Ich habe meine Erfahrungen mit viel Therapie aufgearbeitet. Trotzdem ist es schwer, die Bilder aus der Ukraine zu auszuhalten. Manchmal muss ich ein paar Tage die Nachrichten ausschalten. In den ersten Wochen musste ich Beruhigungstabletten nehmen. Man hat einfach das Gefühl, dass einem das alles selbst wieder passiert. Ich habe gelernt, mit diesen Erinnerungen zu leben, aber es ist nicht einfach. Ich weiß, dass ich mich manchmal ablenken muss. Ein Buch kann ich momentan nicht lesen, aber ich meditiere oder arbeite hier im Interkulturellen Garten Rosenduft. Ich führe viele Gespräche mit den anderen Frauen, die auch aus Bosnien geflüchtet sind. Manche kommen aus Srebrenica und haben noch viel schlimmere Dinge als ich erlebt.
Jetzt höre ich von Familien, die auf der Flucht auseinandergerissen werden. Die Männer müssen dableiben, die Frauen und Kinder sind hier. Das gleiche habe ich auch erlebt. Wir wurden damals aus unserer Stadt in Ost-Bosnien vertrieben. Mein Mann ist im Krieg ums Leben gekommen. Wir wussten lange nicht, was mit ihm passiert ist. Erst sechs Jahre später wurde er in einem Massengrab gefunden. Wir sind damals immer wieder zurückgekommen, um ihn vielleicht doch noch zu finden.
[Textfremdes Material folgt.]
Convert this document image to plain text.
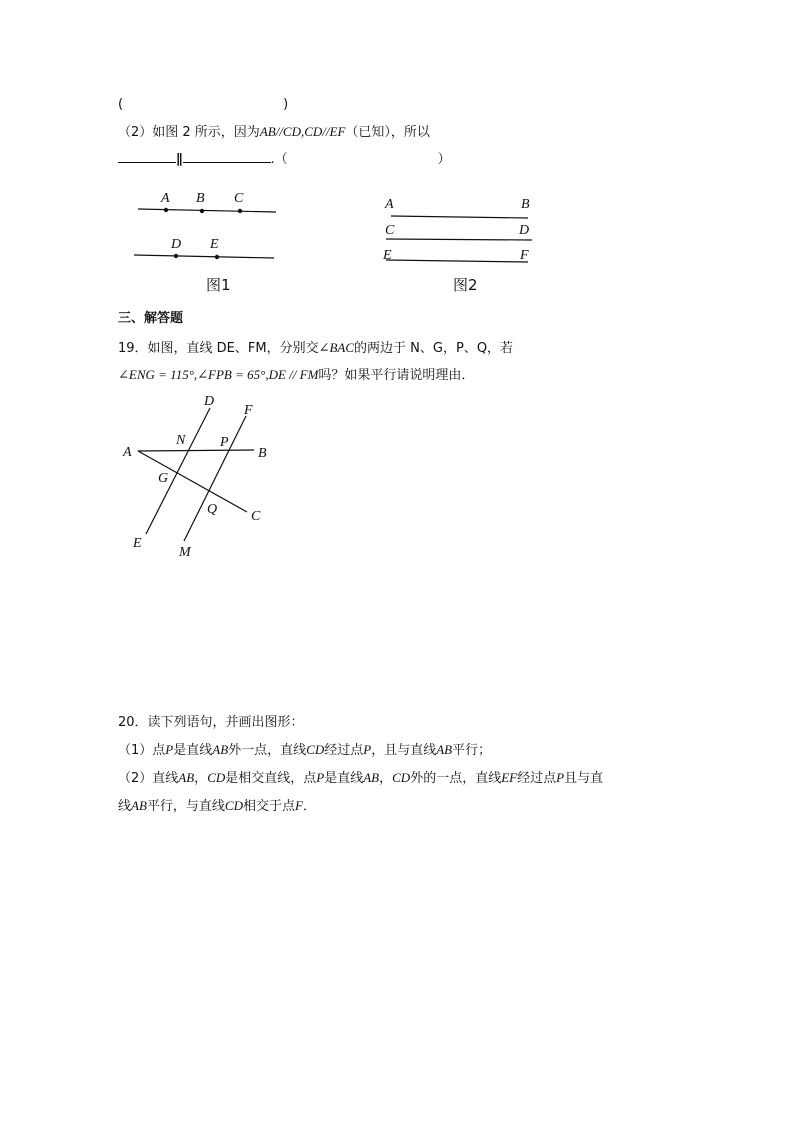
(	)
（2）如图 2 所示，因为AB//CD,CD//EF（已知），所以
∥	.（	）
A B C
D E
图1
A
C
E
B
D
F
图2
D
F
N P
A	B
G
Q C
E
M
三、解答题
19．如图，直线 DE、FM，分别交∠BAC的两边于 N、G，P、Q，若
∠ENG = 115°,∠FPB = 65°,DE // FM吗？如果平行请说明理由．
20．读下列语句，并画出图形：
（1）点P是直线AB外一点，直线CD经过点P，且与直线AB平行；
（2）直线AB，CD是相交直线，点P是直线AB，CD外的一点，直线EF经过点P且与直
线AB平行，与直线CD相交于点F．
Später sind wir über Ungarn nach Polen geflohen. Die darauffolgende Flucht von Polen nach Deutschland war sehr aufreibend und schrecklich. Wir sind mitten in der Nacht über die Grenze gelaufen. Ich weiß nicht, ob ich so etwas nochmal auf mich nehmen könnte. Es ist gut, dass den Menschen aus der Ukraine die Flucht nun teilweise erleichtert wird.
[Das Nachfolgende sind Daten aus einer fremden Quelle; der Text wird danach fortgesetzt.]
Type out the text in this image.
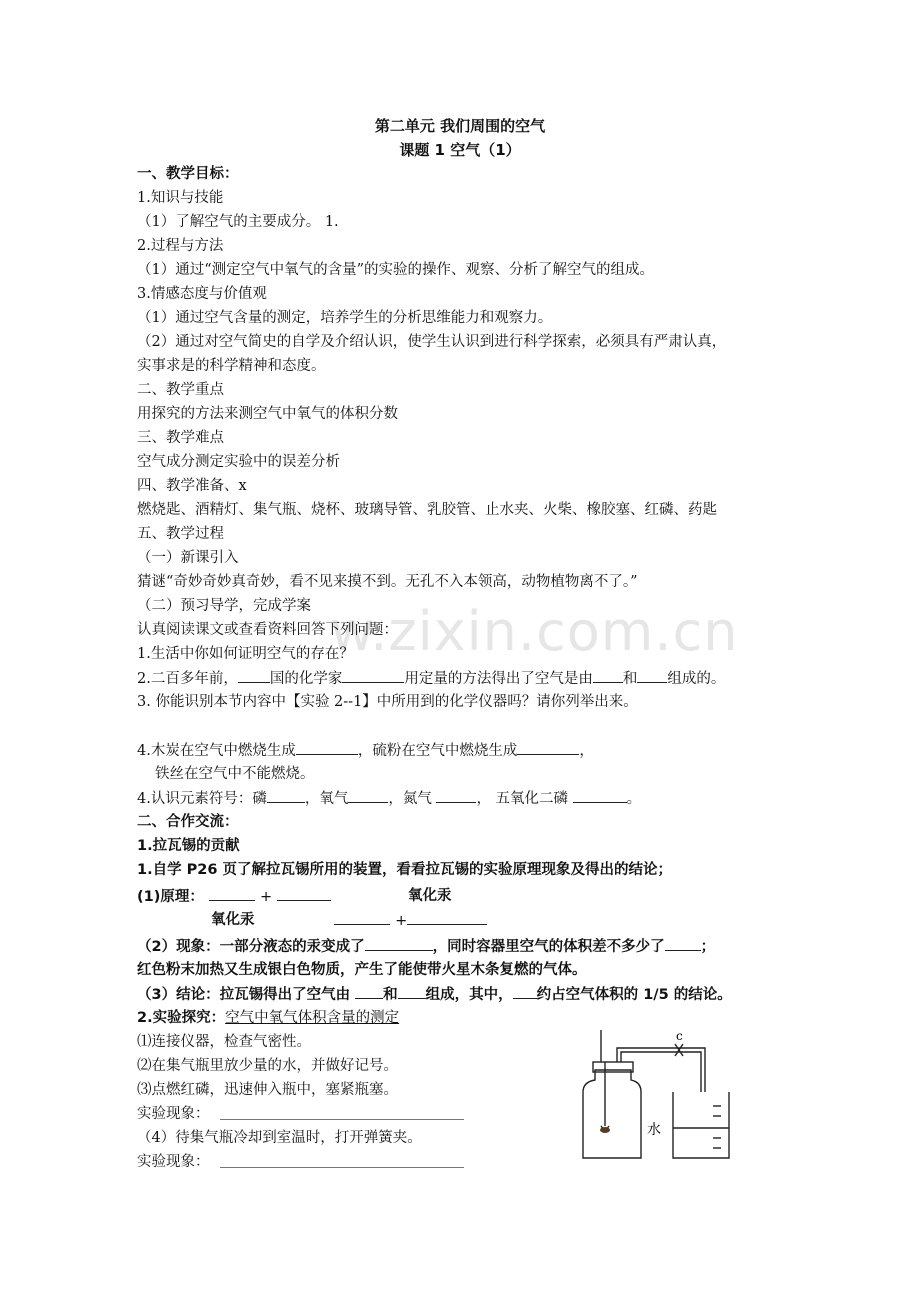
w.zixin.com.cn
第二单元 我们周围的空气
课题 1 空气（1）
一、教学目标：
1.知识与技能
（1）了解空气的主要成分。 1.
2.过程与方法
（1）通过“测定空气中氧气的含量”的实验的操作、观察、分析了解空气的组成。
3.情感态度与价值观
（1）通过空气含量的测定，培养学生的分析思维能力和观察力。
（2）通过对空气简史的自学及介绍认识，使学生认识到进行科学探索，必须具有严肃认真，
实事求是的科学精神和态度。
二、教学重点
用探究的方法来测空气中氧气的体积分数
三、教学难点
空气成分测定实验中的误差分析
四、教学准备、x
燃烧匙、酒精灯、集气瓶、烧杯、玻璃导管、乳胶管、止水夹、火柴、橡胶塞、红磷、药匙
五、教学过程
（一）新课引入
猜谜“奇妙奇妙真奇妙，看不见来摸不到。无孔不入本领高，动物植物离不了。”
（二）预习导学，完成学案
认真阅读课文或查看资料回答下列问题：
1.生活中你如何证明空气的存在？
2.二百多年前， 国的化学家	用定量的方法得出了空气是由 和 组成的。
3. 你能识别本节内容中【实验 2--1】中所用到的化学仪器吗？请你列举出来。
4.木炭在空气中燃烧生成	，硫粉在空气中燃烧生成	，
铁丝在空气中不能燃烧。
4.认识元素符号：磷	，氧气	，氮气	， 五氧化二磷	。
二、合作交流：
1.拉瓦锡的贡献
1.自学 P26 页了解拉瓦锡所用的装置，看看拉瓦锡的实验原理现象及得出的结论；
(1)原理：	+	氧化汞
氧化汞	+
（2）现象：一部分液态的汞变成了	，同时容器里空气的体积差不多少了 ；
红色粉末加热又生成银白色物质，产生了能使带火星木条复燃的气体。
（3）结论：拉瓦锡得出了空气由 和 组成，其中， 约占空气体积的 1/5 的结论。
2.实验探究：空气中氧气体积含量的测定
⑴连接仪器，检查气密性。
⑵在集气瓶里放少量的水，并做好记号。
⑶点燃红磷，迅速伸入瓶中，塞紧瓶塞。
实验现象：
（4）待集气瓶冷却到室温时，打开弹簧夹。
实验现象：
c
水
Was ich gelernt habe, ist, dass Therapie unglaublich wichtig ist. Ich habe das erst nach ein paar Jahren in Deutschland machen können. Damals habe ich den Verein Südost e.v. kennengelernt, er kümmert sich um Geflüchtete aus dem ehemaligen Jugoslawien. Ich denke, dass es auch für die Menschen aus der Ukraine wichtig ist, schnell psychologische Hilfe zu bekommen. Es hilft, zu wissen, dass man mit diesen schlimmen Erfahrungen nicht allein ist.